NPR explica: Los empleadores dicen que el gran salto en las aplicaciones H-2A se debe en parte a que la escasez de trabajadores está empeorando. Pero también se debe a que los agricultores que contratan a muchos trabajadores, y los propios trabajadores, están preocupados por la aplicación más estricta de las leyes de inmigración por parte de la administración Trump. Muchos trabajadores agrícolas que viven en los Estados Unidos son ciudadanos de México o de países de América Central y no tienen autorización legal para estar en este país.
El artículo de Capital Press explicaba: “Tenemos una escasez continua de mano de obra y en algún momento llegará a una pendiente más pronunciada porque los trabajadores están envejeciendo y el H-2A es el único reemplazo”, dijo Gasperini.

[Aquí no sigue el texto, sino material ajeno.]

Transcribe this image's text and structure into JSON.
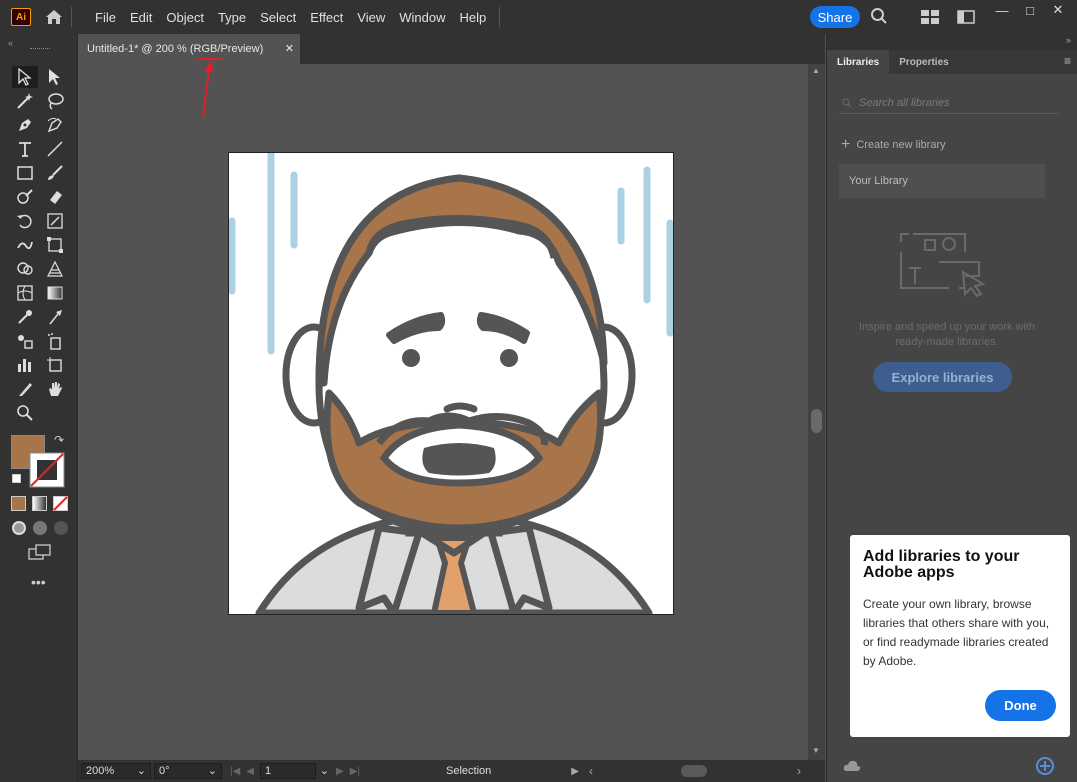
{
  "app": {
    "logo": "Ai"
  },
  "menu": [
    "File",
    "Edit",
    "Object",
    "Type",
    "Select",
    "Effect",
    "View",
    "Window",
    "Help"
  ],
  "toolbar_top": {
    "share": "Share"
  },
  "document": {
    "tab_title": "Untitled-1* @ 200 % (RGB/Preview)"
  },
  "status": {
    "zoom": "200%",
    "rotation": "0°",
    "artboard": "1",
    "tool": "Selection"
  },
  "panel": {
    "tabs": [
      "Libraries",
      "Properties"
    ],
    "search_placeholder": "Search all libraries",
    "create_new": "Create new library",
    "your_library": "Your Library",
    "inspire": "Inspire and speed up your work with ready-made libraries.",
    "explore": "Explore libraries"
  },
  "tip": {
    "title": "Add libraries to your Adobe apps",
    "body": "Create your own library, browse libraries that others share with you, or find readymade libraries created by Adobe.",
    "done": "Done"
  },
  "colors": {
    "fill": "#a8754a",
    "accent": "#1473e6",
    "annotation": "#e0202a"
  }
}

ECONorthwest de Portland, Oregon realizó un análisis del impacto económico de los trabajadores invitados en el estado de Washington para wafla, e informó:
El sector agrícola en Washington ha pasado por una disminución en la oferta de mano de obra doméstica disponible en los últimos años. El trabajo agrícola tradicional se está “agotando” (retirándose), pocos de la próxima generación buscan empleo en la agricultura, y muchos ex trabajadores agrícolas se han asimilado a otros sectores de la economía. La aplicación de la ley fronteriza y el largo proceso de obtención de la autorización de trabajo ha desalentado a muchos de buscar trabajo agrícola en los Estados Unidos.
Esto ha resultado en un mayor uso del programa H-2A para asegurar que haya una cantidad adecuada de trabajadores disponibles para atender y cosechar cultivos. Esto es especialmente cierto en los cultivos de frutas con uso intensivo de mano de obra, donde el empleo no H-2A ha disminuido en un 7 por ciento desde 2010. Desde entonces, la dependencia del programa H-2A ha aumentado a medida que los productores buscan llenar la escasez de mano de obra.
Las granjas de bayas son los que mas usan el programa de trabajadores invitados con alrededor de 21,000 trabajadores invitados que participan en la cosecha de bayas en 2017, según Capital Press.